Study Finds Clear Evidence of Grade Inflation

Study Finds Clear Evidence of Grade Inflation

WASHINGTON
A report published by the American Academy of Arts & Sciences demonstrates clear evidence of grade and evaluation inflation at U.S. universities. The report “Evaluation and the Academy: Are We Doing the Right Thing?” was authored by Dr. Henry Rosovsky, the former dean of Harvard University’s Faculty of Arts and Sciences, and Dr. Matthew Hartley, a lecturer at the University of Pennsylvania’s Graduate School of Education.
Changing the current system will be difficult, the authors say. But they assert that the academic world has “the obligation to make education improvements when needed and when possible.”
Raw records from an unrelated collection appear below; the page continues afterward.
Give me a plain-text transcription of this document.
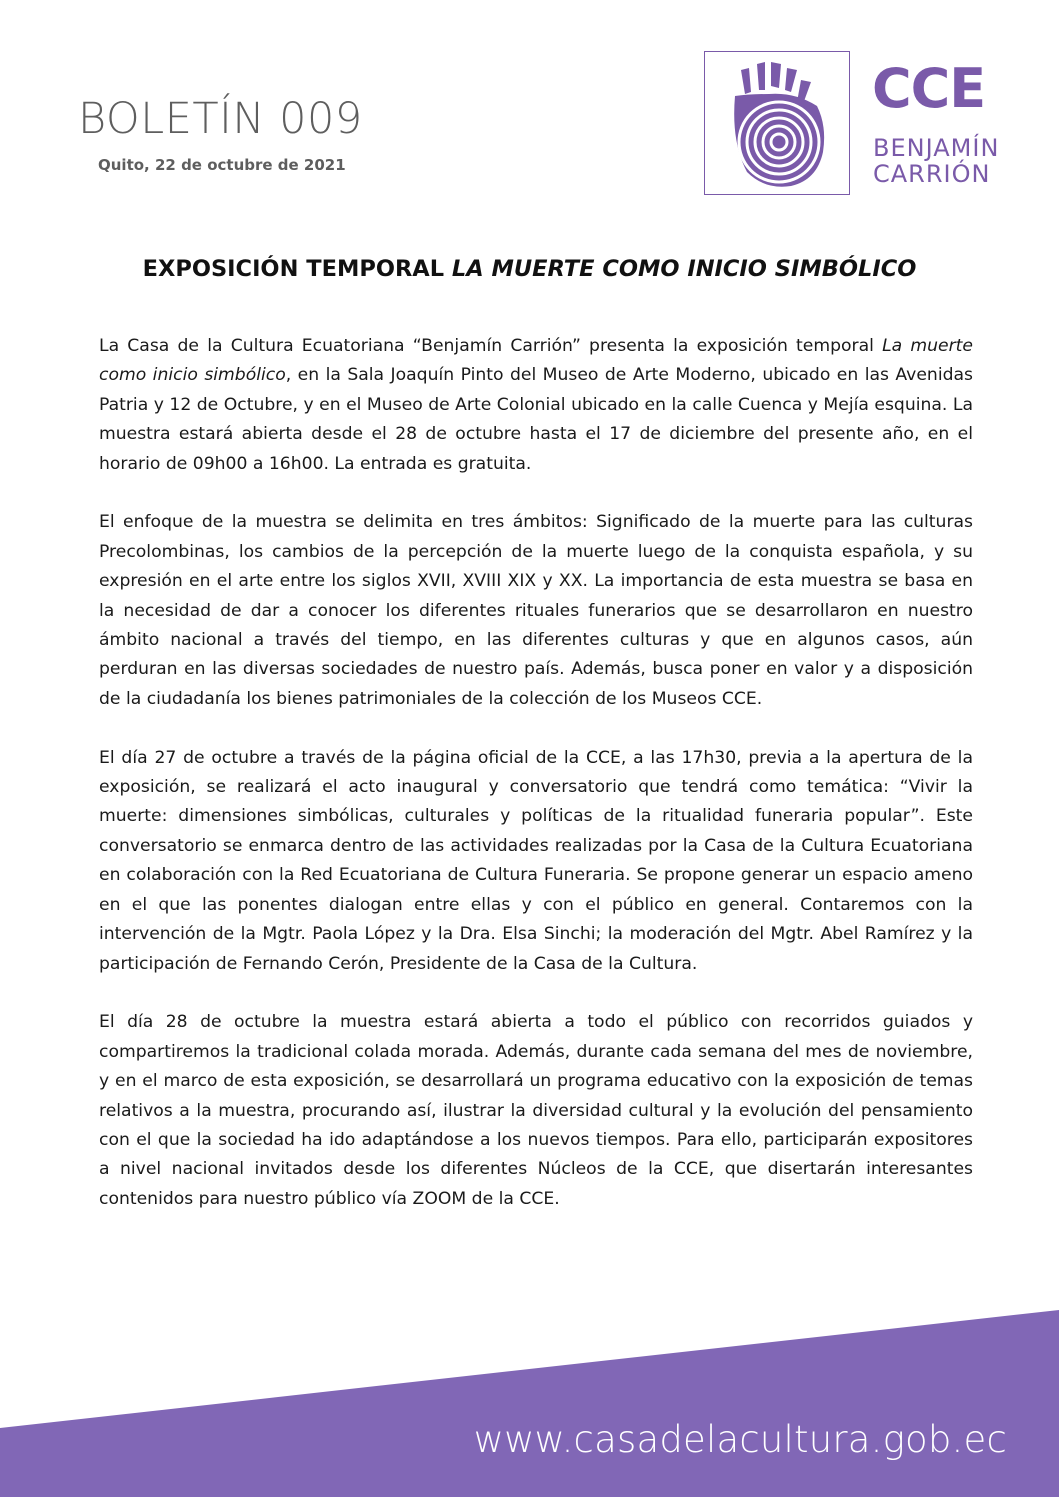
BOLETÍN 009
Quito, 22 de octubre de 2021
CCE
BENJAMÍN
CARRIÓN
EXPOSICIÓN TEMPORAL LA MUERTE COMO INICIO SIMBÓLICO

La Casa de la Cultura Ecuatoriana “Benjamín Carrión” presenta la exposición temporal La muerte como inicio simbólico, en la Sala Joaquín Pinto del Museo de Arte Moderno, ubicado en las Avenidas Patria y 12 de Octubre, y en el Museo de Arte Colonial ubicado en la calle Cuenca y Mejía esquina. La muestra estará abierta desde el 28 de octubre hasta el 17 de diciembre del presente año, en el horario de 09h00 a 16h00. La entrada es gratuita.

El enfoque de la muestra se delimita en tres ámbitos: Significado de la muerte para las culturas Precolombinas, los cambios de la percepción de la muerte luego de la conquista española, y su expresión en el arte entre los siglos XVII, XVIII XIX y XX. La importancia de esta muestra se basa en la necesidad de dar a conocer los diferentes rituales funerarios que se desarrollaron en nuestro ámbito nacional a través del tiempo, en las diferentes culturas y que en algunos casos, aún perduran en las diversas sociedades de nuestro país. Además, busca poner en valor y a disposición de la ciudadanía los bienes patrimoniales de la colección de los Museos CCE.

El día 27 de octubre a través de la página oficial de la CCE, a las 17h30, previa a la apertura de la exposición, se realizará el acto inaugural y conversatorio que tendrá como temática: “Vivir la muerte: dimensiones simbólicas, culturales y políticas de la ritualidad funeraria popular”. Este conversatorio se enmarca dentro de las actividades realizadas por la Casa de la Cultura Ecuatoriana en colaboración con la Red Ecuatoriana de Cultura Funeraria. Se propone generar un espacio ameno en el que las ponentes dialogan entre ellas y con el público en general. Contaremos con la intervención de la Mgtr. Paola López y la Dra. Elsa Sinchi; la moderación del Mgtr. Abel Ramírez y la participación de Fernando Cerón, Presidente de la Casa de la Cultura.

El día 28 de octubre la muestra estará abierta a todo el público con recorridos guiados y compartiremos la tradicional colada morada. Además, durante cada semana del mes de noviembre, y en el marco de esta exposición, se desarrollará un programa educativo con la exposición de temas relativos a la muestra, procurando así, ilustrar la diversidad cultural y la evolución del pensamiento con el que la sociedad ha ido adaptándose a los nuevos tiempos. Para ello, participarán expositores a nivel nacional invitados desde los diferentes Núcleos de la CCE, que disertarán interesantes contenidos para nuestro público vía ZOOM de la CCE.

www.casadelacultura.gob.ec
According to the authors, “Simply to accept the status quo is not acceptable professional conduct. We need, if possible, to suggest ways for institutions to initiate reforms that will allow as clear gradation as possible to replace the present confusion.”
The causes and consequences of grade inflation and uncritical letters of recommendation are complex, the authors say. They cite a variety of possible causes for these developments, including:
• Higher education’s response to the Vietnam War and the turmoil of the 1960s;
• Changes in curricular and grading policies;
• The advent of student evaluations of professors;
• The rise, in the 1980s, of consumerism;
• The watering down of course content;
• The increasing role of adjuncts in university faculties.
Rosovsky and Hartley find little evidence that the increasing number of students from diverse socioeconomic and ethnic backgrounds has contributed to grade inflation. In fact, they argue that grade inflation began in the mid-1960s, when lower income and minority students made up only a small fraction of the national higher education student body.
The report also explores the potential consequences of the devaluation of grades, from an increasing reliance on standardized text scores to stronger dependence on becoming part of an “old boy or old girl’s network.”
In addition, the authors offer some concrete recommendations to the academic world, including greater institutional dialogue, greater discussion among universities about their grading practices, the formulation of alternative grading systems, and the establishment of a standard distribution curve in each class to act as a yardstick.